Yayın Tarihi:
20 Ocak 2019 Pazar 08:00:00
İklimin yapabilecekleri
İklim, toplumsal nabız ve insanların davranışlarının belirleyicilerindendir, bu sebeple; seçim, referandum gibi önemli politik faaliyetlerin öncesinde hava şartlarının “doğal” olup olmaması, milli güvenliği ilgilendirir. Fransız Devrimi’nde iklimin rolü bilinir ancak daha derinlikli analizlere ihtiyaç vardır. “Daniel 2:44”, “Levililer 26:4” ve “Markos 4:36-41” gibi kutsal kitaplardaki ayetler de ülkemizde bu kapsamda ele alınmış değildir.

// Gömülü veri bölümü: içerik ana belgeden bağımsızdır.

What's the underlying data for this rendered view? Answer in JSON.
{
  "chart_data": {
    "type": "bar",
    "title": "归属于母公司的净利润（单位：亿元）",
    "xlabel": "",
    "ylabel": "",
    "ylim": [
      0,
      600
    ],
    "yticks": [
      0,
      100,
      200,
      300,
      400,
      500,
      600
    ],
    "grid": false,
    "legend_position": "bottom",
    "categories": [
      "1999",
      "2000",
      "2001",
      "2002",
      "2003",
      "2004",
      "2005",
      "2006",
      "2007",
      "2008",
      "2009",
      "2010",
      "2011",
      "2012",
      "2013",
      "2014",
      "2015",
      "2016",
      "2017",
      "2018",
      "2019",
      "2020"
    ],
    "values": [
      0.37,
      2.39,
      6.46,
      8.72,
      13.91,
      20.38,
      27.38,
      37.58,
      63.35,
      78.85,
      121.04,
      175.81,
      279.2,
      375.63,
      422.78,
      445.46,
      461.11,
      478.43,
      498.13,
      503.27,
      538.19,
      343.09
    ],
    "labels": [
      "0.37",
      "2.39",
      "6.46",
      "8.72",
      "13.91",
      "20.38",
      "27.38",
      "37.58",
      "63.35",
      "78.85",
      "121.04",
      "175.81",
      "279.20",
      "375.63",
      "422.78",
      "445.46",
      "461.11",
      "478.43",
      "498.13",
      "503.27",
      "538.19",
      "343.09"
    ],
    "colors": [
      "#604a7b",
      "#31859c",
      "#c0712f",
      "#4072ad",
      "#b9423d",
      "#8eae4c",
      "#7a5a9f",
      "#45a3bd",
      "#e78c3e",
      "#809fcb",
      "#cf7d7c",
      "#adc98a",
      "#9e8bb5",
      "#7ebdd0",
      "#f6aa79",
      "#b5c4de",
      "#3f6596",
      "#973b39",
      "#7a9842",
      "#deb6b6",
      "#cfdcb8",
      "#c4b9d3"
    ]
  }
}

Kötü hava şartları, aşırı soğuk ve seller, insanın başta gıda olmak üzere her şeye erişimini olumsuz yönde etkiler. İnsanların ihtiyaçları, üst üste dizilmiş küplere benzer, en altta gıda bulunur. Bunu çekerseniz geriye bir şey kalmaz. Terör ve kargaşa, dünyanın en müreffeh ülkesine dahi en fazla üç öğün yemek uzaklığındadır.
Yalnızca asker ve istihbaratçılardan müteşekkil savaş odaları ömrünü doldurmak üzeredir. Yeni savaş odalarında meteorologlar, iklim ve tarım mühendisleri de olacaktır. Olağan olmayan hava olayları, iklim ifsadı ve tarımsal ifsatlar, gelecekte savaş sebebi olacaktır.
İklim, insanın ihtiyaçlarının planlanmasında ana unsurdur. Ana unsurun gizlice, ülkenin bilgisi haricinde manipüle edilmesi, ekili alanların uzun zamandır verdikleri verimi vermelerini imkânsız kılacağı için kıtlığa bağlı açlık yaşanmasına sebep olacaktır.
Gıda üretiminde en büyük etkenin kuraklık olduğuna dair küresel yaygın yanlış kanaat giderek değişecek, aşırı yağmurlarla da bir ülkenin aç bırakılabileceği görülecektir.
İklimin en önemli ve doğrudan etkisi tarım üzerinedir. İklimdeki yanıltıcı ve tahmini güç değişiklikler, yerel çiftçilerden uluslararası tarım işletmeciliğine kadar her büyüklükteki tarımsal planlamayı iptal eder. Yağışsızlık, aşırı yağış, düzensiz ve zamansız yağış, aşırı sıcaklık, düzensiz ve zamansız sıcaklık, tarımsal verimi hızla düşürür, insanları yeni bölge arayışına sokar, kitlesel göçlere sebep olabilir.
Genel anlamda insanlığın, mikro düzeyde ise her bir ülkenin sosyal, ekonomik, askeri, tarımsal vb düzeni, mevcut iklim düzenine dayanmaktadır. Köprü, tünel, yol, havaalanı, elektrik hatları gibi her türlü inşa ve tesiste mevsim normalleri dikkate alınır. Mevcut iklimsel sistemi değiştirmek isteyenlerle bu sistemi sürdürmek isteyenler arasındaki mücadele insanın emniyet algısını, ezberleri altüst edecek şekilde değiştirecektir.
İklimin manipülasyonu, refahın dağılımında değişmelere ve bunun sonucunda politik gerilime, krizlere ve hatta savaşlara yol açabilir. Tarih, uygun iklim şartları altında doğmuş ancak daha sonra sel veya aşırı kuraklık sebebiyle yok olup gitmiş uygarlık hikâyeleriyle doludur.
İnsanın elbisesi iklimidir. Gıda, su, enerji, konut, refah hepsi büyük ölçüde iklim şartları ile ilgilidir. İklim; bitki, hayvan ve insanın hemen her faaliyetini etkiler. Sosyal, politik, ekonomik, askeri vs faaliyetlere imkân vermeyen iklim şartları altında bir medeniyet inşasından ve hatta normal bir yaşamdan bile söz edilemez.
“Küre çapında kaydedilen gelişmeler, iklim ve çevre sorunları hakkında haber ve bilgi servisi” sağlamakla vazifeli İngiliz Earthscan Ajansı’nın (Yıl 1979, Raporun ISBN No: 0-905347-12-9) 40 yıl önce “Uluslararası bir topluluk, insanlığın refahını zedeleyecek suni iklim değişikliklerini önlemeli” çağrısı giderek kıymetli hale gelecektir.
Alman tarihçi Ronald D. Gerste “İklim tarih yazar” demiş, hayır, bu yanlış, iklim tarih yazmaz, tarihi “yapar”.